Bukan hanya Randu yang butuh istirahat, sampai siang hari aku juga hanya rebah di atas kasur. Ditemani Dewa yang bermain sendirian.

Aku menggapai ponsel di meja. Ada pesan masuk dari Bude Yani. Yang memberitahu ada lowongan pekerjaan sebagai asisten rumah tangga.

[Coba aja, Sinar. Nggak nginep, kok. Siapa tahu boleh bawa Dewa. Rumahnya nggak jauh.]

[Makasih infonya Bude.]

Aku mengumpulkan kekuatan, membersihkan tubuhnya dan berganti dengan pakaian bersih. Kaus biru yang sudah pudar warnanya dan celana kulot panjang.

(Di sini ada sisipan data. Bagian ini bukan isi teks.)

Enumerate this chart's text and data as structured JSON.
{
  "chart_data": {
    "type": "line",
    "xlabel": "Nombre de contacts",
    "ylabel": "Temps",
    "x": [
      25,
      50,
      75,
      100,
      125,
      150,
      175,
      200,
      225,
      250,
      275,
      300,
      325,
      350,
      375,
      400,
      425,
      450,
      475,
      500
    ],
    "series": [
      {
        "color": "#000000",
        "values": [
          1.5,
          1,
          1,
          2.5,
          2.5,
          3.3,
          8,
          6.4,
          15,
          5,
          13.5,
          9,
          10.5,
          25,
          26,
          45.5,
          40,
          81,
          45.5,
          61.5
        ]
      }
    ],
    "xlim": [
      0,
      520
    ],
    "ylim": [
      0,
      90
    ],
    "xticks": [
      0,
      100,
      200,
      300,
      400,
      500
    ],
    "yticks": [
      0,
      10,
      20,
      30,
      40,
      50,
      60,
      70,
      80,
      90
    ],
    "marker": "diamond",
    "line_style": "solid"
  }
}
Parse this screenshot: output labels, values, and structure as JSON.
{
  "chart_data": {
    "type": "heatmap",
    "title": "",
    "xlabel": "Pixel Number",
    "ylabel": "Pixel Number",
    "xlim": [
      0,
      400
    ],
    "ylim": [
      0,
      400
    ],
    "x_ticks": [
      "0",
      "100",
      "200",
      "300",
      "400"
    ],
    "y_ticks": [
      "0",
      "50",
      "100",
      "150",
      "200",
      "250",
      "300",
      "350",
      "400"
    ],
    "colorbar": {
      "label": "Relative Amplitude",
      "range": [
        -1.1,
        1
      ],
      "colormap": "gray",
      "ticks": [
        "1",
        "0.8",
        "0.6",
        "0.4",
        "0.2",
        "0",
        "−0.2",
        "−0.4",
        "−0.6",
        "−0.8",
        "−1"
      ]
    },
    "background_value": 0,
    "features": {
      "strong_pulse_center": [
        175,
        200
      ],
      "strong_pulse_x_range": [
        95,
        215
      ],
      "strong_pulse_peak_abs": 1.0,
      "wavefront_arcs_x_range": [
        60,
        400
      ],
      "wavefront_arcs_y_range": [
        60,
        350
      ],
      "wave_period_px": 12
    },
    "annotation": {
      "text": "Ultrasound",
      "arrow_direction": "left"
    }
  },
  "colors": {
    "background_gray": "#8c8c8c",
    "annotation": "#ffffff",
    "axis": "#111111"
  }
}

Setelah memakaikan topi pada Dewa, aku menggandeng adikku keluar rumah. Tentu saja kami berjalan kaki untuk menghemat ongkos. Kadang aku menggendong Dewa di belakang.

Aku kembali membaca alamat yang diberikan oleh Bude Yani, untuk memastikan supaya tidak salah rumah. 

Jari telunjukku menekan tombol bel pintu. Lima menit berlalu, sepertinya tidak ada orang di rumah. Aku mencoba menekan bel lagi dan masih tetap sama.

"Ayo, kita pulang, Dewa." Aku berjongkok di depan Dewa, adikku itu langsung merangkul leherku.

"Ada apa?"

Aku menoleh ke belakang. Seorang perempuan sepuh--mungkin berusia enam puluh tahun--berdiri di ambang pintu. Matanya yang abu-abu tua memandangku.

"Dengan Ibu Rena?" Aku kembali menurunkan tubuh Dewa. "Emm, apa benar Ibu butuh asisten rumah tangga?"

"Iya."

Aku lantas mengutarakan niatku ingin bekerja. "Tapi, apakah boleh, saya membawa adik saat bekerja?"

"Namamu siapa?"

"Sinar."

"Orang tua kalian?"

"Ayah sudah meninggal, sedangkan Ibu pergi dan tidak kembali," jawabku jujur.

Perempuan itu kembali menatapku dari ujung kaki sampai rambut. Membuatku jengah dan tertunduk.

"Sepertinya kamu gadis yang baik. Kamu boleh bawa adikmu. Datanglah tiap jam tujuh pagi."

"Baik, Bu Rena. Terima kasih," ucapku senang.

"Apa sekarang kamu bisa membersihkan gudang?"

"Bisa."

Aku pun mengikuti langkah Bu Rena. Aku sempat tertegun dengan interior rumahnya yang indah. Ubin yang mengkilap, cat dinding yang rapi. Seperti apa rasanya jadi orang kaya?

Gudang yang dimaksud seperti kamar yang tidak pernah dipakai. Bu Rena menyuruhku membuang semua barang-barang yang ada di ruangan tersebut.

***

Seusai membersihkan gudang, aku dan Dewa pulang. Terpaksa adikku bungsuku itu berjalan kaki, karena kedua tanganku membawa dua kantong plastik. Berisi pakaian dan sepatu bekas. 

Kebetulan saat membersihkan barang-barang, ada dua pasang sepatu yang masih layak pakai. Juga beberapa kaus dan kemeja. Dengan sungkan aku meminta pada Bu Rena. 

Majikanku itu tinggal seorang diri. Suaminya sudah meninggal, anak satu-satunya bekerja di luar negeri. 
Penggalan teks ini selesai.